M and I don’t normally eat a lot of chicken, mainly because our freezers (yes, plural) are always full of elk and venison. While I love having lean, wild meat at my disposal, every once in a while chicken just sounds perfect. To satiate my most recent craving, I pulled out a recipe I hadn’t made since 2009, during my exchange in Scotland. I figured if 2009-Lindsey could handle it, 2013-Lindsey definitely could. (The 2009 version was substantially less domestically inclined.)
I love this recipe because in addition to being ridiculously easy and super delicious, I always have everything on hand (except maybe chicken.) Honey, mustard, and curry powder come together in a delightful sauce in which chicken breasts are baked to perfection. It goes perfectly with rice and a side of vegetables. Whether there is any chicken leftover or not, extra sauce and rice heat up well for a quick and tasty lunch the next day.

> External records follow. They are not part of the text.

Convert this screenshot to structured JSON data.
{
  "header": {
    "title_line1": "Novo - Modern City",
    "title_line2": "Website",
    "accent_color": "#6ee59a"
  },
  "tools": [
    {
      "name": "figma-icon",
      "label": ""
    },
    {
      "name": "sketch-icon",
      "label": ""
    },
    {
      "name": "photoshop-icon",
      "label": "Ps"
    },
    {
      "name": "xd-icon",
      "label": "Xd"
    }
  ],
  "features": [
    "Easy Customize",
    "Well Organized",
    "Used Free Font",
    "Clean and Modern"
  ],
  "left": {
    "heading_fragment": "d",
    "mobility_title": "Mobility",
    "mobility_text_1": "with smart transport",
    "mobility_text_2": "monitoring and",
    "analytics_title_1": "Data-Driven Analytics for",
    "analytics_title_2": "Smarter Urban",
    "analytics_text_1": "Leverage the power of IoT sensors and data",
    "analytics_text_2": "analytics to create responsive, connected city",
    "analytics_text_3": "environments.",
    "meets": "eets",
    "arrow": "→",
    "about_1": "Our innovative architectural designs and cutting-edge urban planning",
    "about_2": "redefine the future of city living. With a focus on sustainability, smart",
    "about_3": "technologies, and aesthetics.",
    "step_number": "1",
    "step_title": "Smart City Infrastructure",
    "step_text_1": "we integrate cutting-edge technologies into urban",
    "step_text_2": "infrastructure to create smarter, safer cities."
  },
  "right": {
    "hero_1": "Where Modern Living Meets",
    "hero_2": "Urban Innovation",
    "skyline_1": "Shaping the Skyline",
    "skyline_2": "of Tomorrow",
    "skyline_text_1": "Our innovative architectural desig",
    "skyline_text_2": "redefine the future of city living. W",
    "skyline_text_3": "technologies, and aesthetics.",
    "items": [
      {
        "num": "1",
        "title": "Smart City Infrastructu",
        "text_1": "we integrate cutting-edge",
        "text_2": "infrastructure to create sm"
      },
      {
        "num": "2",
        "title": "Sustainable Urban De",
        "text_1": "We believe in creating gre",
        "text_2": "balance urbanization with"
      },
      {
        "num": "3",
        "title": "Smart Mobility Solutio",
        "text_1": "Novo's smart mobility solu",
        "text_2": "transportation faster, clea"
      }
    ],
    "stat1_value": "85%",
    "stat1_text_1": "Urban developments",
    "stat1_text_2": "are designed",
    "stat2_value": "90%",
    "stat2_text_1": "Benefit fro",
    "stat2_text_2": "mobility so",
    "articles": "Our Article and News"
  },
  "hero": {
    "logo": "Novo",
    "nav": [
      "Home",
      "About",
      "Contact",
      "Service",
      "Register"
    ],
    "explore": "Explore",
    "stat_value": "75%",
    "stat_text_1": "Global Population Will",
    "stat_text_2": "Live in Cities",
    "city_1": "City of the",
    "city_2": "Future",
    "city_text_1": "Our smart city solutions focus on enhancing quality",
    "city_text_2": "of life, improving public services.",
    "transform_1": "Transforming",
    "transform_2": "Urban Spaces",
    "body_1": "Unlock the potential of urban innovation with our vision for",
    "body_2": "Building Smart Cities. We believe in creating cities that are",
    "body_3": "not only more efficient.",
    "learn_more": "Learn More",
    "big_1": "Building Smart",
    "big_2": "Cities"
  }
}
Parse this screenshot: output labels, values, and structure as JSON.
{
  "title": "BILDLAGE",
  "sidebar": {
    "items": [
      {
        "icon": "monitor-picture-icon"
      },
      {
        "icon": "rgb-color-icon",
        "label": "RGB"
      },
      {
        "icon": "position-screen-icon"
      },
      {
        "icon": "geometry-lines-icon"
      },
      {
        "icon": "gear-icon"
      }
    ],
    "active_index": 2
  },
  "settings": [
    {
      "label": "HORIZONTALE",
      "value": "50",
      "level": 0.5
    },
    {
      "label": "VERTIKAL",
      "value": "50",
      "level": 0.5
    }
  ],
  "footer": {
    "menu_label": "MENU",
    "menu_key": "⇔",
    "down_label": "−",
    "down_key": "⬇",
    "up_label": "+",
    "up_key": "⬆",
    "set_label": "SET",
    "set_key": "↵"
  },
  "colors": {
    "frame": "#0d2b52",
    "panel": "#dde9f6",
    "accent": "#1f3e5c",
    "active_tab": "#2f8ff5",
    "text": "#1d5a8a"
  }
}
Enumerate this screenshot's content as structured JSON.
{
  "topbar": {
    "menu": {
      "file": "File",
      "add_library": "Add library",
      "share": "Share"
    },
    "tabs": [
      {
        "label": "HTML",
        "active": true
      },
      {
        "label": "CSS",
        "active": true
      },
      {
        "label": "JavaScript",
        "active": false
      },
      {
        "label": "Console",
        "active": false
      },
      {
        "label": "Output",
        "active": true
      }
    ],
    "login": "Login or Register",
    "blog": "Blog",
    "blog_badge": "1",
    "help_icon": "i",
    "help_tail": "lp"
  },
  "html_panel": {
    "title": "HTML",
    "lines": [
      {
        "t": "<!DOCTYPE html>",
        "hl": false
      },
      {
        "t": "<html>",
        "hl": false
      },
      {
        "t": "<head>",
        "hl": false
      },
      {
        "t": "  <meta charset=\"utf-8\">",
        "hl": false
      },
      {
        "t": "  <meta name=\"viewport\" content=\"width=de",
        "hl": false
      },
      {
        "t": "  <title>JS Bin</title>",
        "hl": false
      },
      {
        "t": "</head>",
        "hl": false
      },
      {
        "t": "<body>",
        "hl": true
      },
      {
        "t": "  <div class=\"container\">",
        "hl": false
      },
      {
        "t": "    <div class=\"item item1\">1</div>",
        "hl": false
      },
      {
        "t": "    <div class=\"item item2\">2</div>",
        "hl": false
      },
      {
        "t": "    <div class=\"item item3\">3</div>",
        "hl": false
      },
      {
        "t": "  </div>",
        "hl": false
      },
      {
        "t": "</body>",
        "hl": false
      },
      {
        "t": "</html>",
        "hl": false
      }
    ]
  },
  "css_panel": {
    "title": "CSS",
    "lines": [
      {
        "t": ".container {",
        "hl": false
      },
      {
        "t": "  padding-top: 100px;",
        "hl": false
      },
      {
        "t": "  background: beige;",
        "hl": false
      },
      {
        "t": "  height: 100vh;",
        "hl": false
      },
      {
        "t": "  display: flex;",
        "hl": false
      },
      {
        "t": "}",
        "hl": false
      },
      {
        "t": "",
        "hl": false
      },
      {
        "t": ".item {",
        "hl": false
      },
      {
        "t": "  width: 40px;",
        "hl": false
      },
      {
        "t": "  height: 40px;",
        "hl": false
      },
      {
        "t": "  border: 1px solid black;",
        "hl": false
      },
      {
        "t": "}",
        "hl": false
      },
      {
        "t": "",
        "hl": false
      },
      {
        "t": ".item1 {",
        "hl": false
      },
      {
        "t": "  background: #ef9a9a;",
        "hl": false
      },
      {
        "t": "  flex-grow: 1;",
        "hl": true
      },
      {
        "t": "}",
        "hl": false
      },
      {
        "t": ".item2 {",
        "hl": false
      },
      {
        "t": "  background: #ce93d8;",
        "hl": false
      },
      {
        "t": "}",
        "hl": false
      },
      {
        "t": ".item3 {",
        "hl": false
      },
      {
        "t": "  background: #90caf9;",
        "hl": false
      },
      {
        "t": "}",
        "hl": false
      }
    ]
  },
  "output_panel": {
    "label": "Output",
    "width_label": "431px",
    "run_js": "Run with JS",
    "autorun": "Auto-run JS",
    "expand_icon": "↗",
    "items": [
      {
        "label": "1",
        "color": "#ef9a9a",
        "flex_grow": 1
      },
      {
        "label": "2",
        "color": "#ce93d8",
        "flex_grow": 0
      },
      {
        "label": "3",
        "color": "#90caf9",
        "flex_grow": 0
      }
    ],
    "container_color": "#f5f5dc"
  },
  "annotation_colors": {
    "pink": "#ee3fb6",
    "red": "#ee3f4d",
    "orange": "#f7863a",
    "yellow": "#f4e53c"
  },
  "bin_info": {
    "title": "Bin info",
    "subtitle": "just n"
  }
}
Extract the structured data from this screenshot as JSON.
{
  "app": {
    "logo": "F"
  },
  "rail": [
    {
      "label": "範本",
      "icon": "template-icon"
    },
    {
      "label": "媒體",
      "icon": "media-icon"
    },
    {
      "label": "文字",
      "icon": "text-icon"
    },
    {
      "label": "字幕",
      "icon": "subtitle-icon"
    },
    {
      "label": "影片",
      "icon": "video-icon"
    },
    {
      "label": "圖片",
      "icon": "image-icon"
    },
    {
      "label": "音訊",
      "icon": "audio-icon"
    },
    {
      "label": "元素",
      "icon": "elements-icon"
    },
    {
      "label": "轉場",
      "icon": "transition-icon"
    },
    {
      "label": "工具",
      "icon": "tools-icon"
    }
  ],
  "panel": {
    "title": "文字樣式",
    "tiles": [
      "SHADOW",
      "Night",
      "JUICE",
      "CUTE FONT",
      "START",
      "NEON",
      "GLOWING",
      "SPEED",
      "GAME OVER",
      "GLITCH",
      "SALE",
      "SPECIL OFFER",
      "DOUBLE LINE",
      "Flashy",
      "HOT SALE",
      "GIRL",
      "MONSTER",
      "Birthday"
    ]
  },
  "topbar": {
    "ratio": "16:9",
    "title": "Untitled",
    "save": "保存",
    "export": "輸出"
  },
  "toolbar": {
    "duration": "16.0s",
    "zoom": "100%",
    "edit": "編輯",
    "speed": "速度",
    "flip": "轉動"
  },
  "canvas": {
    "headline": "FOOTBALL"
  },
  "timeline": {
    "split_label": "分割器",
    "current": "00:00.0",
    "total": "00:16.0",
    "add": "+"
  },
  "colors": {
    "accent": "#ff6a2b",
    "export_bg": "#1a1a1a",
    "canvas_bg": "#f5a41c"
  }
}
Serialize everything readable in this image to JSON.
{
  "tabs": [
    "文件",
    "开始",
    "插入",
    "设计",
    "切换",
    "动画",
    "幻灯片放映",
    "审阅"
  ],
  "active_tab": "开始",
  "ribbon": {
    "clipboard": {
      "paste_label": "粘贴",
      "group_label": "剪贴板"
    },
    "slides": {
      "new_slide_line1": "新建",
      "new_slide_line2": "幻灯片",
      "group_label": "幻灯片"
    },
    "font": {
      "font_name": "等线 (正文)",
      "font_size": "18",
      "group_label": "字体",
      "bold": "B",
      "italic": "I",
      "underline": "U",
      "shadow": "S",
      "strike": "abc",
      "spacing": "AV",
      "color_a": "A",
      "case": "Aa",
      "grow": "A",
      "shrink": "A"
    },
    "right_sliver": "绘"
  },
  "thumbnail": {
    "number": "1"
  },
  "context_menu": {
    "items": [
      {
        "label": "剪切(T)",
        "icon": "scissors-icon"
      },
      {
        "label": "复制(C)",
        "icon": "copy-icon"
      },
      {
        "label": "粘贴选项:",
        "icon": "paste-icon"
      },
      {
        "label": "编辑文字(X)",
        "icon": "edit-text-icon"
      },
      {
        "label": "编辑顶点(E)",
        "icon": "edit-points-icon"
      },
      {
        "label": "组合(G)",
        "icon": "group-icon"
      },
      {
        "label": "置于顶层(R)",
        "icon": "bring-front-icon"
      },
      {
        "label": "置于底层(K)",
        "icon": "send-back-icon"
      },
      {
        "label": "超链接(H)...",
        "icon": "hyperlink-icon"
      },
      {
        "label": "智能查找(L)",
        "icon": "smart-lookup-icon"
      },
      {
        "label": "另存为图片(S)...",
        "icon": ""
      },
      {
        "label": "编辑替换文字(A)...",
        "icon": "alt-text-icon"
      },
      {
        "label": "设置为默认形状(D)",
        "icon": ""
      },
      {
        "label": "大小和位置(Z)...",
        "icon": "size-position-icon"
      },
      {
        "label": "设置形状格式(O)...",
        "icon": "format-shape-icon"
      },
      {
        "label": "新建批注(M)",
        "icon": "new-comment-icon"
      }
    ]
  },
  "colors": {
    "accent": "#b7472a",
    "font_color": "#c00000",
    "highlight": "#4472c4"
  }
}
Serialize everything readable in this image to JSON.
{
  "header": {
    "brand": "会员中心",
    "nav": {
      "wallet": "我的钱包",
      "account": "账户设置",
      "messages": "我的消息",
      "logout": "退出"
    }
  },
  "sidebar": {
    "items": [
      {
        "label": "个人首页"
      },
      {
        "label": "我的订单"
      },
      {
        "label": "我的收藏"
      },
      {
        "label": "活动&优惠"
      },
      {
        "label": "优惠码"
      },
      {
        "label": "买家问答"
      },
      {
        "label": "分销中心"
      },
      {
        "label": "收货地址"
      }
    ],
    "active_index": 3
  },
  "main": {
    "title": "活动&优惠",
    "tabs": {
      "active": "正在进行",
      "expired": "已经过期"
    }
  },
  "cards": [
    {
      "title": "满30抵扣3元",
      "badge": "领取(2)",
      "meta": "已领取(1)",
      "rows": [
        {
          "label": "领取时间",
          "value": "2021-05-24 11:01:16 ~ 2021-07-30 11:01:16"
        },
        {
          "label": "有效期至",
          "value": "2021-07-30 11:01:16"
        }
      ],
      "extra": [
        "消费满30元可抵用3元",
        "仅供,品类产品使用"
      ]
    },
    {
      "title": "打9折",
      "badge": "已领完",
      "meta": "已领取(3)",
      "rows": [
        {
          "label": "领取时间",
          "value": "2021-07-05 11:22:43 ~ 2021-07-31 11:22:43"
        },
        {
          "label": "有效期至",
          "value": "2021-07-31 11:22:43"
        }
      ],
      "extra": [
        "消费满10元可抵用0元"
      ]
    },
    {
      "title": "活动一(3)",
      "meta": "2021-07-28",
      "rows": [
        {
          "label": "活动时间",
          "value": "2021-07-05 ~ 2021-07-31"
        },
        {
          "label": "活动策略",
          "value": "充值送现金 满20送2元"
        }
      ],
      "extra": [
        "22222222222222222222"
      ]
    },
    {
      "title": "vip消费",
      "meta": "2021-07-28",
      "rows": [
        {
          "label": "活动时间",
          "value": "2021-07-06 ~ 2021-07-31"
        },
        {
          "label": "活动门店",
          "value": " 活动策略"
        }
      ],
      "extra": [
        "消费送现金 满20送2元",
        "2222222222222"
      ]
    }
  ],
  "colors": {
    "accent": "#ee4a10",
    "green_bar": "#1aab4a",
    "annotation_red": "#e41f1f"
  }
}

Boneless, skinless chicken breasts from the boneless, skinless chicken breast farm (joking) are my preferred cut of choice, but it should work with thighs or whatever is more your style; you might just have to adjust the cooking time a little bit.
Although the baking duration doesn’t make this a quick dinner, there’s not a lot of active cooking time. It also works really well to prepare everything in the morning (or the night before), stick it in the fridge, and throw the dish in the oven whenever you get home. This doesn’t save a ton of time, but if, like me, you don’t like to do a lot of dinner preparation after you get home from work, it gives you more time to relax without resorting to cold cereal for dinner. (This is something I may or may not do on a semi-regular basis…)
If you’re feeling the sweet & spicy flavor, throw this recipe together and let me know how it goes. Be sure to taste the sauce and adjust it to your preferences. I have a super low spice tolerance so maybe you want to up the curry powder. Maybe you don’t love sugar as much as I do and you want to decrease the honey. Or maybe you’re in a sugary mood and you want to up the honey. Play with it: I don’t think you can mess it up. (That is not a challenge.)
Sweet & Spicy Honey Baked Chicken
Adapted from Gretchen
Makes 4 chicken breasts and lots of sauce
4 boneless, skinless chicken breasts
8 Tbsp (1 stick) butter, melted1
3/4 cup honey
1/2 cup mustard (I like Dijon)
1 tsp salt
1 – 1.5 tsp curry powder
- Preheat oven to 350 degrees Fahrenheit.
- In a small bowl, whisk remaining ingredients until thoroughly combined.
- Pour a small amount of the sauce in an 8″x8″ or 9″x9″ baking dish and squeeze in your chicken on top; cover with remaining sauce.
- Bake for 50-60 minutes, or until chicken reaches 165 degrees internally.
- Let cool for a few minutes, then serve with rice and a green vegetable.2
1 You could easily cut back the butter on this recipe, probably to 1/2 a stick (1/4 cup). I plan to do so next time I make it.
2 I think this recipe would also be great with noodles. I’d probably cut up the chicken into bite-sized pieces and mix everything together before serving.